Der subakut kutane Lupus erythematodes kann mit vitiligoartigen, postinflammatorischen Hypopigmentierungen einhergehen.
Welche Aussage zur Vitiligo ist falsch?
Eine Immunthyreopathie tritt bei segmentaler Vitiligo seltener auf als bei nichtsegmentaler Vitiligo.
Nur in Einzelfällen ist eine Biopsie zur klinischen Diagnose und Differenzialdiagnose sinnvoll.
Patienten mit dunkleren Hauttypen haben eine schlechtere Prognose.
Eine segmentale Vitiligo kann in eine nichtsegmentale Vitiligo übergehen.
Wood-Licht und Köbner-Phänomen können zur Einschätzung der Stabilität der Erkrankung herangezogen werden.
Welche Aussage zur Vitiligo ist richtig?
Die Vitiligo gilt als Orphan-Erkrankung.
Im Akutstadium fluoreszieren die depigmentierten Flecken im Wood-Licht.
Im Blut der Erkrankten finden sich mM-Mengen an Hydrogenperoxid.
Patienten mit mittelschwerer Psoriasis haben einen größeren Leidensdruck und eine größere Einschränkung der Lebensqualität.
Spontanheilungen kommen nicht vor.
Welche Aussage zur differenziellen Therapie der Vitiligo ist falsch?

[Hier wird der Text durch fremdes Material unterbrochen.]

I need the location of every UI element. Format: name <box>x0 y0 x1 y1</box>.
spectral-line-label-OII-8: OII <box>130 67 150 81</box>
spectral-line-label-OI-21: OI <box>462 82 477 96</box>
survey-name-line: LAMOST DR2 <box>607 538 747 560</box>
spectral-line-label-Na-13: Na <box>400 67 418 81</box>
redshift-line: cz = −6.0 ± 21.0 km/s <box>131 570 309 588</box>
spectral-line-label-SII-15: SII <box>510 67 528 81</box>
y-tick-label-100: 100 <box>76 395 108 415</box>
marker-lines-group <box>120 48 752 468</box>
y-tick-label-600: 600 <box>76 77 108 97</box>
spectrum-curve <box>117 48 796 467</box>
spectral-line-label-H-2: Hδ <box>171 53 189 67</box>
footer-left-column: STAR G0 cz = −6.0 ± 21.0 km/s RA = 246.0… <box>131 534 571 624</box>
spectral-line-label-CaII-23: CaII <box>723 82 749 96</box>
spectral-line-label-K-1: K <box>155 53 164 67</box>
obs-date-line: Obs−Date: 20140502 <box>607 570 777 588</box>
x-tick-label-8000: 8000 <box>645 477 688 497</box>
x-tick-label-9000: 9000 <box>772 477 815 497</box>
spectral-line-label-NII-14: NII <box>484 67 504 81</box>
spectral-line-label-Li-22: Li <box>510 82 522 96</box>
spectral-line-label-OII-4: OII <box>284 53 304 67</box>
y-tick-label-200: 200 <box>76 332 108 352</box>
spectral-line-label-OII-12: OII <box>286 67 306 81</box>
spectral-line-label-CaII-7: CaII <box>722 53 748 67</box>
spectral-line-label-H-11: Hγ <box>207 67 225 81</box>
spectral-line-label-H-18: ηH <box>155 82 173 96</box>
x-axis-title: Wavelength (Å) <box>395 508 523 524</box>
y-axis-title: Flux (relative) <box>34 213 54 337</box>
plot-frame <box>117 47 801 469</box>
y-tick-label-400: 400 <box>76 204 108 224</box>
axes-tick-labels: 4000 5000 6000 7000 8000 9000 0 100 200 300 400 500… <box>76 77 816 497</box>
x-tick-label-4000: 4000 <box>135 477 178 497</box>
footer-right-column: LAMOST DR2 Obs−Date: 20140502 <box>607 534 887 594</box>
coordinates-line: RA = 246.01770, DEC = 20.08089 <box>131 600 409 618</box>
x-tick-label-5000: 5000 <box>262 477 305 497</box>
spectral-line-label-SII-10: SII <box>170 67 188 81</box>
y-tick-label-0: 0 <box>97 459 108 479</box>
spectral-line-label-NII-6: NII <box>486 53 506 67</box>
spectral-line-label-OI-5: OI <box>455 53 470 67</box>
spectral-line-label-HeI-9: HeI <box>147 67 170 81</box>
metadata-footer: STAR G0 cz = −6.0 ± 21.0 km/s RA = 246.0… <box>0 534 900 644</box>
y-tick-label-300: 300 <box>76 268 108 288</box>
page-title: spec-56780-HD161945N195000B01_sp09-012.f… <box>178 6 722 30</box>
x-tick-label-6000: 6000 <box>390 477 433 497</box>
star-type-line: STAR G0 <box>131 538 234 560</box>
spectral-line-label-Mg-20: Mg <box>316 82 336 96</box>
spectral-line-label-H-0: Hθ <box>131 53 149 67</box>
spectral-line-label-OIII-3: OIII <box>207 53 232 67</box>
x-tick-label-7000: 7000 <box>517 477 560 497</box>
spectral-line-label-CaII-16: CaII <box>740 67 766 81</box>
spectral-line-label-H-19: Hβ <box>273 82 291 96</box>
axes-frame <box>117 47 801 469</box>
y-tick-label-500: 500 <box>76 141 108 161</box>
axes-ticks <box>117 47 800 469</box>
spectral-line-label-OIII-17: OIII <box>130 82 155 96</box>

Bei Hauttyp 1 kann auf eine medikamentöse Therapie bis auf einen konsequenten Lichtschutz verzichtet werden.
Der Therapieerfolg sollte bei einer Phototherapie mit UVB-311 nm zunächst nach 3 Monaten evaluiert werden. Falls Repigmentierungen sichtbar sind, sollte für 1 bis 2 Jahre die Bestrahlung fortgesetzt werden.
Bei limitiertem Befall haben der Excimer-208-nm-Laser und die Excimer-208-nm-UV-Lampe ähnliche therapeutische Wirkung.
Topische Calcineurininhibitoren sollten nach einer erfolgreichen Repigmentierung nach 3 Monaten abgesetzt werden.
Topische Kortikosteroide und Calcineurininhibitoren können zur Wirkungsverstärkung sowohl mit einer gezielten Phototherapie und auch mit UVB-311 nm kombiniert werden.